今作は僭越ながら私が感じるCOTTON DOPE氏の人間的魅力が詰まった内容である。

それは信頼と説得力に満ちた驚かされる提案や出口のわからない森の中で見つけた道しるべのように感じる。常に感じる揺らがないタフネス、考えながら持ち続ける強さと信念、優しさと温かさ。

そして何が起きてもおかしくない、このHARDな世界で”生き残った”ストーリーを紡ぐ1人の人間の話であるとも言える。

最高の音楽がめくるめく流れるPARTY、仲間との笑顔が絶えない街でのひと時、大切な人や物事と過ごす静謐な瞬間、どの時間とも言えてどの時間でもないその人だけの特別な物事に寄り添う内容。

誰にもわかる事のない(わからなくていい)、人が持つ数限りない側面と気持ち、情景を想わせるストレートで多種多様な要素を含む私たちのクラシック。

ジャケットデザインとアートワークはMau Sniggler氏が、フロントのfont carvingはikm氏、オフィシャルレビューとガイダンスはPhonehead氏が担当。
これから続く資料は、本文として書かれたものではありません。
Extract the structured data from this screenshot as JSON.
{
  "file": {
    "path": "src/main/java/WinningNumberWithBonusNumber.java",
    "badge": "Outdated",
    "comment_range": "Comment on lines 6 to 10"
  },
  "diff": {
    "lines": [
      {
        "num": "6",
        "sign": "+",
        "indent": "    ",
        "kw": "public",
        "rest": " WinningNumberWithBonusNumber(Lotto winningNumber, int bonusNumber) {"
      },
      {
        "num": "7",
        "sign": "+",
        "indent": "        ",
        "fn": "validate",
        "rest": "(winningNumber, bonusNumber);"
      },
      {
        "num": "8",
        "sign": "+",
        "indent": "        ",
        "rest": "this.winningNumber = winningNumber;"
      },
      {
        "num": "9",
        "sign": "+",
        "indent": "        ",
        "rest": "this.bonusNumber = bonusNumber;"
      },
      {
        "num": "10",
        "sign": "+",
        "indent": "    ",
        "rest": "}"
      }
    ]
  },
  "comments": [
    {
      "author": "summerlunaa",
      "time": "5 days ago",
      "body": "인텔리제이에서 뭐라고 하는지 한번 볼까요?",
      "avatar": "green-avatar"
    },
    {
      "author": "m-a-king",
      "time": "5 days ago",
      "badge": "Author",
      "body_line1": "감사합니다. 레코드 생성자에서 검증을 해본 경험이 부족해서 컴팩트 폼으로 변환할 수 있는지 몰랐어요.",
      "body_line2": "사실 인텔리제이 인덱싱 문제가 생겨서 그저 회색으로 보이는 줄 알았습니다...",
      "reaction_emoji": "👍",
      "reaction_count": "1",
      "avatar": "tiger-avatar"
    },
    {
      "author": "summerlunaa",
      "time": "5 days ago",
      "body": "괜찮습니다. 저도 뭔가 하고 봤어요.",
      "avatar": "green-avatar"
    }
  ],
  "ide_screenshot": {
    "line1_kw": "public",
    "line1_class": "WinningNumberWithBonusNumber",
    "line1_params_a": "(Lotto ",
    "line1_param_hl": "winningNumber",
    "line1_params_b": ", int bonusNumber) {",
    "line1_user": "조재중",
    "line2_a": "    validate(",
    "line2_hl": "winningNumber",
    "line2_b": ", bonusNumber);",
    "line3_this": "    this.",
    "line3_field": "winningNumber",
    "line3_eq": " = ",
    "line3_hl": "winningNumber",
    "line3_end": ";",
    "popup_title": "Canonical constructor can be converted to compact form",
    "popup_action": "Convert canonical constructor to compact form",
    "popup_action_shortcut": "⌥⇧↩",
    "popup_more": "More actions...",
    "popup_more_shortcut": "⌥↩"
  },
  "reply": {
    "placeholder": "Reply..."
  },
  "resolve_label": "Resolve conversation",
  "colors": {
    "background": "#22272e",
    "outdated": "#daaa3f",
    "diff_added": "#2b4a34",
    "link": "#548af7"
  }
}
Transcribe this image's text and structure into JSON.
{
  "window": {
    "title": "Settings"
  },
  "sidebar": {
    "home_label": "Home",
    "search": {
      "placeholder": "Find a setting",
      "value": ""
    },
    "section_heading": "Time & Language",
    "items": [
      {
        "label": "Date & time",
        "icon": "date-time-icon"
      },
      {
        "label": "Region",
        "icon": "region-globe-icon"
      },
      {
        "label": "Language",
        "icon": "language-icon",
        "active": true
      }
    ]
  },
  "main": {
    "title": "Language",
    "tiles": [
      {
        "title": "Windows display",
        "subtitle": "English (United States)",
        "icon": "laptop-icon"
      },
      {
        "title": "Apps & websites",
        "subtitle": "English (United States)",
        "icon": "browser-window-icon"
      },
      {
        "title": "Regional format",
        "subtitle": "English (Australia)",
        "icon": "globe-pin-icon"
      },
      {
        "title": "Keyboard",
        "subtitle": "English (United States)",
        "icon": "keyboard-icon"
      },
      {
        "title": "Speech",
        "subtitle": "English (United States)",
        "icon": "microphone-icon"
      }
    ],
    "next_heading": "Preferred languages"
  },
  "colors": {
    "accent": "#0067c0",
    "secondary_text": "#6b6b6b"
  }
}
RIVERSIDE READING CLUBを構成する皆によって作られた作品をこの世の中にリリースできる事を誇りに思います。

(text : 柿沼/BUSHBASH)

review:

「日常が特別になる瞬間、そこには幽霊がいる。」この幽霊については私にも心当たりがある。COTTON DOPEのオフィシャルリリースのMIXCDとしては前作にあたる『Marouder’s Taproom』(MIDNIGHTMEAL RECORDS 2018年)を聴きながら池袋を歩いていたとき、一見として統合不一致な街並みと一聴するだけでは統合不一致な選曲が目の前で重なり、なんでもない日常の光景が突如として起点も終点もなく振り付けもいまま永遠と続くミュージカル映画かフラッシュモブでも見ているような感覚に陥り、目眩がして西口の天丼屋の前で思わず膝をついてしまいそうになったことがある。それが”不一致である”という一点のみに於いて統合される街の光景と楽曲のセレクトとそのタイミング。感動でもあり困惑でもあるこの感覚を言い表す言葉を長らく探していて、ようやく見つかった。私はあの時この「幽霊」に出会ったのだ。

そして、今作『…AND LONG LIFE』がリリースされた。最初に断っておかないといけないのは、本作には生き残った人間が持つ、生き残った理由と生き残って成さなければいけない事柄を含む、というよりもっとそもそもの話し、他の誰かではなく自分自身のもの以外ではあり得ないこの「生」が他者との関わりの中で命題に行き着き、「人生」として生きられる、という大いなる謎についてのネタバレを含みます。冒頭はMejiro St. Boyz第4のオスOLEOのお気に入りの曲から幕を開け、終盤のイーブンキックはMSBアンセム。これらの新しいレイヤーを追加して新たに片取られたNORTH TOKYOのアウトラインは例えば西武池袋線、山手線、総武線を経由することで北と東を幾つかの改札で繋ぐことにより更に不定形に拡張して、塗られるたびに色が変わり続ける。その色彩感を感性や才能だけでは遠く及ばなくて、その上に経験や訓練を積み重ねてもまだまだ足りなくて、ついには持てる運の全てを使い果たしてもほんの少し届かない場所へ至るためについには「幽霊たち」の手を借りて選出したBASSLINESで表現している。また、全編懇意の店や個人から購入したLP盤を音源素材とする古典的方法論が強く濃く浮かび上がらせるのは、レコードの溝を針がトレースすることで音が再生されるという物理的で、本来一回性の元にある経験を録音して反復しようとするときそこにある意味と、それが鳴らされる常に流動的な私たちの生の意義との間にある新たなる統合と不統合・一致と不一致にまつわる相克であり、この運動が生起し続ける限りSOUL MUSICは必然的に鳴り止まない。

彼らは去って私たちは残ったBUSHBASHのラウンジから何度でも呼びかけよう。”AND”という接続詞の前にセレクトすべき命題を宿した人生の保持者は本作に耳を澄ませて下さい。いろいろあったけどよかったよかったと辻褄を合わせる必要なんかどこにもない。

(text : Phonehead)




プロフィール:

COTTON DOPE

文筆家。セレクター。レーベルオーナー。

その目や耳で手にした何かを紡ぎ、また世界を構築し日々を生きてます。